En esa duda estaba cuando escuchó una voz. "Creí que la imaginaba, que era productor de mi estrés. Pero era el oficial Ramón Barrionuevo. Me dijo que si no saltaba él tampoco lo haría. Le ordené que abandonara el barco. Y se negó. Entonces le pedí: 'Ayúdeme a ver si hay alguien más, si quedó algún herido'. La cubierta del barco casi rozaba el mar, entraban toneladas de agua… Fui el último hombre que abandonó el Belgrano", contó.

Añadió que "Barrionuevo aceptó tirarse. Hizo la señal de la cruz, se paró en la quilla del buque y desde ahí se lanzó al mar. Segundos después, yo también hice la señal de la cruz y me deje deslizar por la misma soga hasta el agua. Tres balsas estaban esperando a esas dos figuras humanas que no sabían quiénes eran, pero eran dos tripulantes, con el peligro de que el buque se diera vuelta y las chupara. Nadé 50 metros y me subí a esas balsas. Estaba exhausto. Me quedé tirado en el piso. A las cinco de la tarde escucho una voz que me dice: 'Señor, el buque se está hundiendo'. Saqué mi cabeza y me asomé. Vi al crucero desaparecer en el océano".

"Las balsas eran para 20 personas. Estaban equipadas con sachets de agua, raciones de comida, cigarrillos, una pequeña Biblia, elementos de botiquín para curaciones. El comportamiento de los hombres, el "espíritu de buque", hizo que muchos se salvaran y es lo que llevo grabado en mi memoria", manifestó. Estuvieron 48 horas a la deriva.

"Mi balsa fue la última que se rescató. Cuando subí al Gurruchaga no sentía las piernas, eran como de algodón. Antes de ir al médico para que me revisara o me diera una inyección para hacerme dormir -en la balsa nos manteníamos en vigilia- quise ver a mis tripulantes.
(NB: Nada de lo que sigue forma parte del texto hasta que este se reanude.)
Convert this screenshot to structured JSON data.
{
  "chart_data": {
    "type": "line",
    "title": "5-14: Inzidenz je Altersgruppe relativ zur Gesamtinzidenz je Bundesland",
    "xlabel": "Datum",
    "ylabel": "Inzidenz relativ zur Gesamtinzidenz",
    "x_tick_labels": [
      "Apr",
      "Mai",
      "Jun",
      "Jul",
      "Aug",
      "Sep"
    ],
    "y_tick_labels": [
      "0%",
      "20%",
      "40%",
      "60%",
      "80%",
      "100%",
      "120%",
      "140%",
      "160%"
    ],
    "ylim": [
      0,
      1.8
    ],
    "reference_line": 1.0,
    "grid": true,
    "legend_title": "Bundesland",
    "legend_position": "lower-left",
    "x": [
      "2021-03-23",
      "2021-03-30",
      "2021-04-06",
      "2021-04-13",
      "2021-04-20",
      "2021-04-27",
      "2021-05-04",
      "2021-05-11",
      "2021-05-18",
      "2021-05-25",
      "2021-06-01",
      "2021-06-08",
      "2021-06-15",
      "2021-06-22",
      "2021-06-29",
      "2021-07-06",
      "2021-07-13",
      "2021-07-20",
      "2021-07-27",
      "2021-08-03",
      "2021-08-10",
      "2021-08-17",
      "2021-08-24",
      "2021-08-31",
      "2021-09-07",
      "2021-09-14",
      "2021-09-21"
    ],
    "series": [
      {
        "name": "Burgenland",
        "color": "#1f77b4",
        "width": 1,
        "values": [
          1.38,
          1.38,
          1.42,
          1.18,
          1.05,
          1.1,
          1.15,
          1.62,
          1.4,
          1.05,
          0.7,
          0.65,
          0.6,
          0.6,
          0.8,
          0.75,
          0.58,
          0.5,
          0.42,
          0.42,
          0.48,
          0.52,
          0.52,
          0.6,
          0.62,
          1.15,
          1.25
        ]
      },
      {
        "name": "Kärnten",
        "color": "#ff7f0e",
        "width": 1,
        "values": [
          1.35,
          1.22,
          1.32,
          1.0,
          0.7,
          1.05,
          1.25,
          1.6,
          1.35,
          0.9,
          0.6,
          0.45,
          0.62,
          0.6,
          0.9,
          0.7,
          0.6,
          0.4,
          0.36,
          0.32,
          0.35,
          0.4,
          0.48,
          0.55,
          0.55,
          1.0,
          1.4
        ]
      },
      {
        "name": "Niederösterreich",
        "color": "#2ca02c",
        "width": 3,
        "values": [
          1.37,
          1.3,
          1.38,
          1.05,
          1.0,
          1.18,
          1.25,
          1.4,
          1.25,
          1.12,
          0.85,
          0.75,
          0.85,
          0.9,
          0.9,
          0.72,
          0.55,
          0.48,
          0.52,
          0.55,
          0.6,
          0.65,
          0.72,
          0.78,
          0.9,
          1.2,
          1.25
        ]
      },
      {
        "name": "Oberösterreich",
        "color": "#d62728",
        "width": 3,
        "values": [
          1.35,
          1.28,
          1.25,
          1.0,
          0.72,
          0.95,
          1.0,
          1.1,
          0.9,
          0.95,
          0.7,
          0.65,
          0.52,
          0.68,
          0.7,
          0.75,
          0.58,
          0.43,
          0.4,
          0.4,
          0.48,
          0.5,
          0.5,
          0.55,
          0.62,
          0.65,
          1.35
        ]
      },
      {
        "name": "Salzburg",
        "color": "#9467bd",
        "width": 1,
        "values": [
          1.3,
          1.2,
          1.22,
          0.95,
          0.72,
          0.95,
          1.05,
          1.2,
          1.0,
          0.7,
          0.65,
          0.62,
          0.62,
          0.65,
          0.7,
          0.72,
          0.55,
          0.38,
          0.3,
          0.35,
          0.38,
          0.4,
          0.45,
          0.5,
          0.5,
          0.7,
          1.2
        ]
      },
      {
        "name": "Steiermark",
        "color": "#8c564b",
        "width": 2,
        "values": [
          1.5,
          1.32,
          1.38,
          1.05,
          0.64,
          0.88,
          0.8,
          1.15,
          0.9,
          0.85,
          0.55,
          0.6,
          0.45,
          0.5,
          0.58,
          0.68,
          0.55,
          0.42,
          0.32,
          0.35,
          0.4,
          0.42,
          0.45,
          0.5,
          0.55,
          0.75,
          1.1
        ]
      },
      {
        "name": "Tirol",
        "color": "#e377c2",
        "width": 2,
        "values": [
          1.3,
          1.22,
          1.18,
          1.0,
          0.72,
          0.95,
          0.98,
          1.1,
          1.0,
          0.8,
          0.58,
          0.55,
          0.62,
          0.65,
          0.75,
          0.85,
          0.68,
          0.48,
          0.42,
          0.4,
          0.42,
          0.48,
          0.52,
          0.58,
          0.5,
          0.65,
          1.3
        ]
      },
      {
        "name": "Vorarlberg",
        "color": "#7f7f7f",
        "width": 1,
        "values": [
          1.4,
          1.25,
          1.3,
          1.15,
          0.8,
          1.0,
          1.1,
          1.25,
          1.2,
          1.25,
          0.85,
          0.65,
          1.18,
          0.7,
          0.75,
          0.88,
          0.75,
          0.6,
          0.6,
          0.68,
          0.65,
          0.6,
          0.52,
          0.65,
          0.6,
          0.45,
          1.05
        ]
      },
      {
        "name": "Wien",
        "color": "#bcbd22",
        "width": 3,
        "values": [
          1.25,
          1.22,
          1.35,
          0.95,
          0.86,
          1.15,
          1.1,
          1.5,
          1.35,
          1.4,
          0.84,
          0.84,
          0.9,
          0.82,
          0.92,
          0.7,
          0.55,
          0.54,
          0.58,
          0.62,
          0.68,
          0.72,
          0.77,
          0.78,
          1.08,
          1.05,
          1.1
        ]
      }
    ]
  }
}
Entonces bajé. Estaban en el suelo, en las mesas, en los bancos, desparramados por todas partes. Cuando me vieron, muchos se incorporaron, empezaron a gritar 'Viva el Belgrano'", recordó.

Por último, Bonzo, que falleció el 22 de abril del 2009, cerró: "Empecé a saludar a mis hombres, a preguntar… En ese momento se acercó una persona y me dijo: 'Está viniendo para aquí el suboficial Barrionuevo'. No podía creerlo, porque cuando él saltó al mar lo había perdido de vista. No supe durante todos esos días a la deriva si Ramón había sobrevivido. Y ahora iba a verlo. ¡Estaba vivo! Nos dimos un abrazo eterno. Y todos los hombres comenzaron a aplaudir".

El oficial Barrionuevo recordó muy bien aquel emotivo instante: "De pronto se abrió una puerta y apareció el capitán. Se acercó hasta donde yo estaba de pie, firme, esperándolo. Se olvidó de las jerarquías, de la venia, del saludo formal. Nos dimos un abrazo. 'Ya vamos a hablar de esto que pasó', me dijo. Y lloramos. Antes de irse, me dijo al oído: 'Gracias. Gracias'".

La única foto que Bonzo y Barrionuevo tienen juntos.